Experts raised concerns in June about the hasty adoption of the new currency and the rapid execution of new technology on a national scale.
The bold move, largely celebrated by the international Bitcoin community, found a more skeptical reception at home and in the traditional financial world amid concerns that it could bring instability and unnecessary risk to the Central American country’s fragile economy.
Mr. Bukele, a tech-savvy millennial, has pitched the digital currency’s adoption as a way of bringing more Salvadorans, about 70 percent of whom don’t have bank accounts, into the formal economy. Using the cryptocurrency would make it faster and cheaper to get remittances from abroad, he has argued, and could free the indebted nation from the hold of the traditional global financial system.

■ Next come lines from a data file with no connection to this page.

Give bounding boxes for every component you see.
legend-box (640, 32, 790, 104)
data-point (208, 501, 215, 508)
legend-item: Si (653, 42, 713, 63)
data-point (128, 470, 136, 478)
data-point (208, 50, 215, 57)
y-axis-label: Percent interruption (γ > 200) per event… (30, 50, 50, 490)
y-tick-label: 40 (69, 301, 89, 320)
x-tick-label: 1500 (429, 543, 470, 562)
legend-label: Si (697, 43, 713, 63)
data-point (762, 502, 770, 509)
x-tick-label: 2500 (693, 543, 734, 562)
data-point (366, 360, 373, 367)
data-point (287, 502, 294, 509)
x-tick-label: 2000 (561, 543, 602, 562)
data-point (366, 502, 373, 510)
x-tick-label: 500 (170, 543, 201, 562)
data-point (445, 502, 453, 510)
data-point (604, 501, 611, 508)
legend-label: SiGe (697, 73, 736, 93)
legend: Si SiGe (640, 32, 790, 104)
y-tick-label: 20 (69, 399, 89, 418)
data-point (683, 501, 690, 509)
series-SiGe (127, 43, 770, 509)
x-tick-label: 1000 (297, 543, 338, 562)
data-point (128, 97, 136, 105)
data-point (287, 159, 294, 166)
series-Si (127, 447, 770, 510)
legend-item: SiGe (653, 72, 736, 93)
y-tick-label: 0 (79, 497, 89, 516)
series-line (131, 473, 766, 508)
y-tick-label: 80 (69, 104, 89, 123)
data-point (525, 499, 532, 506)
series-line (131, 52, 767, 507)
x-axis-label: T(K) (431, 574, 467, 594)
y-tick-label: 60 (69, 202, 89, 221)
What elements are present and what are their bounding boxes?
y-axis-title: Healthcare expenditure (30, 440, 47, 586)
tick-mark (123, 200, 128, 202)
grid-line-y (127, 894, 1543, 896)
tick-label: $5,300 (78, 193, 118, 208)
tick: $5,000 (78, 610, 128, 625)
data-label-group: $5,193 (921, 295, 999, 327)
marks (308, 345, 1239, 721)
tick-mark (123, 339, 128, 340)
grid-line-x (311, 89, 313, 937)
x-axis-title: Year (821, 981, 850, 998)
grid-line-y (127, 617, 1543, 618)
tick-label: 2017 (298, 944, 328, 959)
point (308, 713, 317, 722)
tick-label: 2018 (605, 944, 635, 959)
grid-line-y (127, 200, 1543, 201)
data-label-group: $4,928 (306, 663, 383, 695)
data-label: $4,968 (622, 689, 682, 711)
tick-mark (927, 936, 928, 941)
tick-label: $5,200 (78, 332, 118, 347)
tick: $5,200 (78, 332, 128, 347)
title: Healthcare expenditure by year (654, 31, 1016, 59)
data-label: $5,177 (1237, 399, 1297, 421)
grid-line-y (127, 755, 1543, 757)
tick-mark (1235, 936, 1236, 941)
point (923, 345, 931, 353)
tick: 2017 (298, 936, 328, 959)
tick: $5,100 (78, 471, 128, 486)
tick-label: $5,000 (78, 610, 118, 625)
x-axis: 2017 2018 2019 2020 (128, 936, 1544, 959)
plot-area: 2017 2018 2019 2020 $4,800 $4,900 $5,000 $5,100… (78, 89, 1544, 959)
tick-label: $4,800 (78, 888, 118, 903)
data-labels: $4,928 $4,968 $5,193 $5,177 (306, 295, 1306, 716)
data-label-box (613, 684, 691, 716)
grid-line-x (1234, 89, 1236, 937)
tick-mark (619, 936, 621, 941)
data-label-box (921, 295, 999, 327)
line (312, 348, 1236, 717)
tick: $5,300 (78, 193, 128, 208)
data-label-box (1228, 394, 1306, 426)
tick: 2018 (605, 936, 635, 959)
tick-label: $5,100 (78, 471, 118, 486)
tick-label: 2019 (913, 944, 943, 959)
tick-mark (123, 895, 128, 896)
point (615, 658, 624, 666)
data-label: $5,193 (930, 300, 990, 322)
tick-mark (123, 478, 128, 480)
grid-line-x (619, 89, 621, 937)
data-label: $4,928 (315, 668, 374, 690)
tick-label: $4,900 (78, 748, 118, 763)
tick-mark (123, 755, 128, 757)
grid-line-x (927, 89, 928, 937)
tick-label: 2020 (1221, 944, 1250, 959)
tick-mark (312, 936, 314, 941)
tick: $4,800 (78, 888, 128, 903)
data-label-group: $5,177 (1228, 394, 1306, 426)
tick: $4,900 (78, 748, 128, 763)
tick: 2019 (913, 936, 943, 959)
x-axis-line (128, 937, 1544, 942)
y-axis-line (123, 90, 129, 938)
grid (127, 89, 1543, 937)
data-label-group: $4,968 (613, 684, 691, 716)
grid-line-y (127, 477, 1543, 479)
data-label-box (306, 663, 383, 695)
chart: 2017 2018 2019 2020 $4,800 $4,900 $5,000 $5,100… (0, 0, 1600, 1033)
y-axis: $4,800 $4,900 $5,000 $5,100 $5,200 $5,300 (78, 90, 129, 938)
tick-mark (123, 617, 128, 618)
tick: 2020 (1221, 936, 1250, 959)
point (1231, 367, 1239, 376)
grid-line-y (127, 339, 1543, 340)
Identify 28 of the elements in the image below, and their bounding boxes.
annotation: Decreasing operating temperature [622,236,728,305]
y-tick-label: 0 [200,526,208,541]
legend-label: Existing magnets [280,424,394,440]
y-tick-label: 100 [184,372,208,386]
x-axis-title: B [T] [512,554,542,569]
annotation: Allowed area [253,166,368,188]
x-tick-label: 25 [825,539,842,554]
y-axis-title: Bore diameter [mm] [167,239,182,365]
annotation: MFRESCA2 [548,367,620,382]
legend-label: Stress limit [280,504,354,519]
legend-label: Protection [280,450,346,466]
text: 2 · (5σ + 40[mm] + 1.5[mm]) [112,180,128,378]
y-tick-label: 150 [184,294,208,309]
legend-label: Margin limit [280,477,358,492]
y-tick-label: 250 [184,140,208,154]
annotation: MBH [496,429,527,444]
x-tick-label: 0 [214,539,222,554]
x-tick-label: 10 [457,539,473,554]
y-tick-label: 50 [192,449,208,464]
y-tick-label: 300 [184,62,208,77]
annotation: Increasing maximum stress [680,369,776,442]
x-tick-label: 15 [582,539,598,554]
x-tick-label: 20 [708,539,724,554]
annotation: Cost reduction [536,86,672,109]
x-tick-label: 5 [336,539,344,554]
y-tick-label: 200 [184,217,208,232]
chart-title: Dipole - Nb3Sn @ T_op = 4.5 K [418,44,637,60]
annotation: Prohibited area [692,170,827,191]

Making Bitcoin legal tender — alongside the U.S. dollar, which the country has relied on since 2001 — is also part of Mr. Bukele’s charm offensive toward crypto entrepreneurs, who often seem like his primary audience. But the technical issues only highlight the practical worries of even avid crypto enthusiasts. The project also highlights philosophical questions about the national adoption of a currency that was designed to thwart total governmental control over money.
Some worry that the problems with the Salvadoran project could undermine wider adoption, but Bitcoin’s most vocal proponents are trying to generate excitement by lending their support to the effort.